Yılmaz, köşesinde şu ifadeleri kullandı:
Bursa’da… Hem Sebzeciler ve Meyveciler Odası, hem de kendi kurduğu Seyyar Pazarcılar Odası başkanlığı yaptı.
Ardından…
Türkiye Sebzeciler Meyveciler ve Seyyar Pazarcılar Federasyonu’nu kurdu ve Ankara’ya gitti, Başkan olarak 10 yıl Ankara nöbeti tuttu.
17 yıl sonra da…
Bu defa…
Pazarcı esnafı ve manavları ilgilendiren kritik çağrıda bulunurken, önce durum tespiti yaptı:
“Uzun süren sonbahar-kış mevsiminden sonra, yaz günlerini bekleyen esnaf ürün çeşitlerinin arttığı şu günlerde haksız rekabetle karşı karşıya.”
Soruna şöyle işaret etti:
“Her köşeden mantar gibi çıkan, vergi mükellefi olmayan, sabit işyeri de bulunmayan seyyar satıcılar sokakları işgal ediyor.”
Şunu vurguladı:
“Koca kış, vergisini ve kirasını ödemekte zorluk çeken manav esnafımızın ve pazarcılarımızın karşısına; cami önlerinde, işgal ettikleri kaldırımlarda ya da sokak aralarında ses sistemi kurulmuş araçlarla satış yapan korsan satıcılar çıkıyor.”
Ardından…
“Bunun adı haksız rekabet” dedi ve devam etti:
“Korsan satıcıların yanı sıra, vergi mükellefi bazı bakkallar, tekel bayileri, kuruyemiş satan dükkanlar da tarım ürünleri, meyve satıyorlar.

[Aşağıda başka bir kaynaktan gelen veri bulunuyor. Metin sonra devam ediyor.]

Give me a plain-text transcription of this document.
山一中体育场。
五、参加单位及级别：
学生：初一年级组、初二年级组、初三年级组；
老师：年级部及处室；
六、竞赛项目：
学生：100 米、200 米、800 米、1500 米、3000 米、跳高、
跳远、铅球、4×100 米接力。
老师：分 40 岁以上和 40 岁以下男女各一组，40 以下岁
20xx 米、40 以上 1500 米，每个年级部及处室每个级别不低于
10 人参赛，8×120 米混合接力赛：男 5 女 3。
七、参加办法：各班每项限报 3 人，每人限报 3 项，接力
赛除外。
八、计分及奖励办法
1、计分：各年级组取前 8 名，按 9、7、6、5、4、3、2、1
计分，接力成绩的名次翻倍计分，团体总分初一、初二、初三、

Ne yazı ki, zabıta denetiminden de uzak tutuluyorlar.”
Bu durumu da “haksızlık” olarak yorumlayan Çakman, zincir marketlerin yaya kaldırımlarında sebze-meyve reyonu açmalarının önlenmesini istedi.
Sonra da şu çağrıyı yaptı:
“Başta Büyükşehir Belediyemiz olmak üzere, tüm ilçe belediyelerimizden ricamız şu: Kayıt dışı çalışan, Hal dışından faturasız aldıkları, en önemlisi nereden getirdikleri belli olmayan ürünlerle korsan pazarcılık ve manavlık yapanlara izin vermeyin.”